We can see LHS ≠ RHS and therefore, p = 1 is not a solution to the given equation.

Let us try putting p = 2:

LHS = 5p + 2

= 5 × (2) + 2

= 12

RHS = 17

We can see LHS ≠ RHS and therefore, p = 2 is not a solution to the given equation.

Let us try putting p = 3:

LHS = 5p + 2

= 5 × (3) + 2

= 17

RHS = 17

We can see LHS = RHS and therefore, p = 3 is a solution to the given equation.

(ii) 3m – 14 = 4

Answer:

Let us try putting m = 1:

LHS = 3m – 14 

= 3 × (1) – 14 

= 3 – 14

= -11

RHS = 4

We can see LHS ≠ RHS and therefore, m = 1 is not a solution to the given equation.

Let us try putting m = 2:

LHS = 3m – 14 

= 3 × (2) – 14 

= 6 – 14

= -8

RHS = 4

We can see LHS ≠ RHS and therefore, m = 2 is not a solution to the given equation.

Let us try putting m = 3:

LHS = 3m – 14 

= 3 × (3) – 14 

= 9 – 14

= -5

RHS = 4

We can see LHS ≠ RHS and therefore, m = 3 is not a solution to the given equation.

Let us try putting m = 4:

LHS = 3m – 14 

= 3 × (4) – 14 

= 12 – 14

= -2

RHS = 4

We can see LHS ≠ RHS and therefore, m = 4 is not a solution to the given equation.

Let us try putting m = 5:

LHS = 3m – 14 

= 3 × (5) – 14 

= 15 – 14

= 1

RHS = 4

We can see LHS ≠ RHS and therefore, m = 5 is not a solution to the given equation.

Let us try putting m = 6:

LHS = 3m – 14 

= 3 × (6) – 14 

= 18 – 14

= 4

RHS = 4 In this case, we can see that LHS = RHS and therefore, m = 6 is the required solution.

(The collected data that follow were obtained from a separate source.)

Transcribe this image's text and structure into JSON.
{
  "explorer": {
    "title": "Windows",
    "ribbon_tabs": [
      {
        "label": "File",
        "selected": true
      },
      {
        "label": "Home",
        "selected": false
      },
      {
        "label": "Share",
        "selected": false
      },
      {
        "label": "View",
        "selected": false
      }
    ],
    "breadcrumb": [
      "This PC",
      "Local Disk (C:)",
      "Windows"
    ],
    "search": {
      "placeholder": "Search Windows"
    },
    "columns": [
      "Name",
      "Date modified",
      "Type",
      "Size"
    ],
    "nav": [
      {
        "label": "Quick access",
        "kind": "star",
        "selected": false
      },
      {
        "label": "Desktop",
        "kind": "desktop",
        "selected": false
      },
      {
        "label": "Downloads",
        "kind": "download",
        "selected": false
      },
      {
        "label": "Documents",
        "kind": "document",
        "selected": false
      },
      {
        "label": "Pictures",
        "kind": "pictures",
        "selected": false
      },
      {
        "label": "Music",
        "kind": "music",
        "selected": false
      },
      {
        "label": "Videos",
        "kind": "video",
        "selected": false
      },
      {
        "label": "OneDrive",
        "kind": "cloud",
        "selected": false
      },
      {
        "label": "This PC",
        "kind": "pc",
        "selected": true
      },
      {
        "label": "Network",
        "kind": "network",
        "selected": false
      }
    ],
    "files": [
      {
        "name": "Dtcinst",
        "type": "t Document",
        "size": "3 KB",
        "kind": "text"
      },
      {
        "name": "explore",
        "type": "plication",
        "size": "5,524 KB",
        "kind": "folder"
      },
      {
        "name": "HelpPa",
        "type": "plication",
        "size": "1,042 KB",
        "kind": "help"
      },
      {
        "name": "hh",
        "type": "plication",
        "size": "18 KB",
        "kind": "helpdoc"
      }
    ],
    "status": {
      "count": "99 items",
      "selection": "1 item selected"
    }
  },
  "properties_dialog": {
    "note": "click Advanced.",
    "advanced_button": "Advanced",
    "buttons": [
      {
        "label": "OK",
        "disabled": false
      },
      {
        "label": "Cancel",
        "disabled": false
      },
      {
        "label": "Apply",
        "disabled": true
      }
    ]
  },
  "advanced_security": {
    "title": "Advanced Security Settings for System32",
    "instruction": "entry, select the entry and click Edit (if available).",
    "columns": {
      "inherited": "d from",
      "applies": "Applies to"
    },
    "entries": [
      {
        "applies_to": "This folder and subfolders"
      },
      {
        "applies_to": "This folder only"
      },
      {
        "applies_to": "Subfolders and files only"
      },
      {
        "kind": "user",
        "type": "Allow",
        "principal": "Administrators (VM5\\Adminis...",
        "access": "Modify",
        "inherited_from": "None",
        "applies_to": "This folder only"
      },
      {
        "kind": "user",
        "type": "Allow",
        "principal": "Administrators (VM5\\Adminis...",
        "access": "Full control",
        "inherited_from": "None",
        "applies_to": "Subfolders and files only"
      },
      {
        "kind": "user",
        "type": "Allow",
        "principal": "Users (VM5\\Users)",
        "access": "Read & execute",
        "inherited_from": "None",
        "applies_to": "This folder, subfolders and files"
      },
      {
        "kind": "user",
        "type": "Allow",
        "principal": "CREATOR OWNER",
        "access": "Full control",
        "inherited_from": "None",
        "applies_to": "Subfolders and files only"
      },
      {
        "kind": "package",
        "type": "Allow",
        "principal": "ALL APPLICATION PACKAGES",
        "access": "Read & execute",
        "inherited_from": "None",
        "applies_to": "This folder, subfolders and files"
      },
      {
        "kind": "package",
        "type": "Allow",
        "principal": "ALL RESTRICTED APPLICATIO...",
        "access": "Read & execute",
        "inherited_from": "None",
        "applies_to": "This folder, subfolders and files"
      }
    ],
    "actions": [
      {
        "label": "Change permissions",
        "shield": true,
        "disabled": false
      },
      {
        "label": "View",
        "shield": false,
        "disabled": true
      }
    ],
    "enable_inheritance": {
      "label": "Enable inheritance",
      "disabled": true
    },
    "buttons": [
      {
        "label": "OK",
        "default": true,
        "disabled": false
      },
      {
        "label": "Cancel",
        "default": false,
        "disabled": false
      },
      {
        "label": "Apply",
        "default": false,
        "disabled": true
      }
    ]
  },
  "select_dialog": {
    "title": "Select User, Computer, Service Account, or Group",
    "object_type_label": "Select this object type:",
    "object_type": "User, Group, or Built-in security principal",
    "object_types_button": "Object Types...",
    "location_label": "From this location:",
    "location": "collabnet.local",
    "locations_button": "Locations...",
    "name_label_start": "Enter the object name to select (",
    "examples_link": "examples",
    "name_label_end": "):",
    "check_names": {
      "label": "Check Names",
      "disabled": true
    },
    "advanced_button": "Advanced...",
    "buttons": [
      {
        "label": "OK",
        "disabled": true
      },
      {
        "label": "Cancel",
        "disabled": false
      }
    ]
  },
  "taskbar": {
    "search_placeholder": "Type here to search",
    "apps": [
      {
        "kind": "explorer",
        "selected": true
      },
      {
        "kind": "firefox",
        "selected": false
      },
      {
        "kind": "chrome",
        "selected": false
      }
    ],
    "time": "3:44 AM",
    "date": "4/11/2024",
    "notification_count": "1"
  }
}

4. Write equations for the following statements.

(i) The sum of numbers x and 4 is 9.

Answer:

The above statement can be expressed as the following equation:

x + 4 = 9

(ii) 2 subtracted from y is 8.

Answer:

The above statement can be expressed as the following equation:

y – 2 = 8

(iii) Ten times a is 70.

Answer:

The above statement can be expressed as the following equation:

10a = 70

(iv) The number b divided by 5 gives 6.

Answer:

The above statement can be expressed as the following equation:

b/5 = 6

(v) Three-fourths of t is 15.

Answer:

The above statement can be expressed as the following equation:

(3/4)t = 15

or, 3t/4 = 15

(vi) Seven times m plus 7 gets you 77.

Answer:

The above statement can be expressed as the following equation:

7m + 7 = 77

(vii) One-fourth of a number x minus 4 gives 4.

Answer:

The above statement can be expressed as the following equation:

(1/4)x – 4 = 4

or x/4 – 4 = 4

(viii) If you take away 6 from 6 times y, you get 60.

Answer:

The above statement can be expressed as the following equation:

6y – 6 = 60

(ix) If you add 3 to one-third of z, you get 30.

Answer:

The above statement can be expressed as the following equation:

(1/3)z + 3 = 30

or, z/3 + 3 = 30

5. Write the following equations in statement forms.

(i) p + 4 = 15

Answer:

The sum of numbers p and 4 is 15.

(ii) m – 7 = 3

Answer:

7 subtracted from m is 3.

(iii) 2m = 7

Answer:

Two times m is 7.

(iv) m/5 = 3

Answer:

The number m divided by 5 gives 3.

(v) 3m/5 = 6

Answer:

Three-fifth of m is 6.

(vi) 3p + 4 = 25

Answer:

Three times p plus 4 gives 25.

(vii) 4p – 2 = 18

Answer:

If you take away 2 from 4 times p, you get 18.

(viii) p/2 + 2 = 8

Answer:

If you add 2 to half of p, you get 8.

6. Set up an equation in the following cases.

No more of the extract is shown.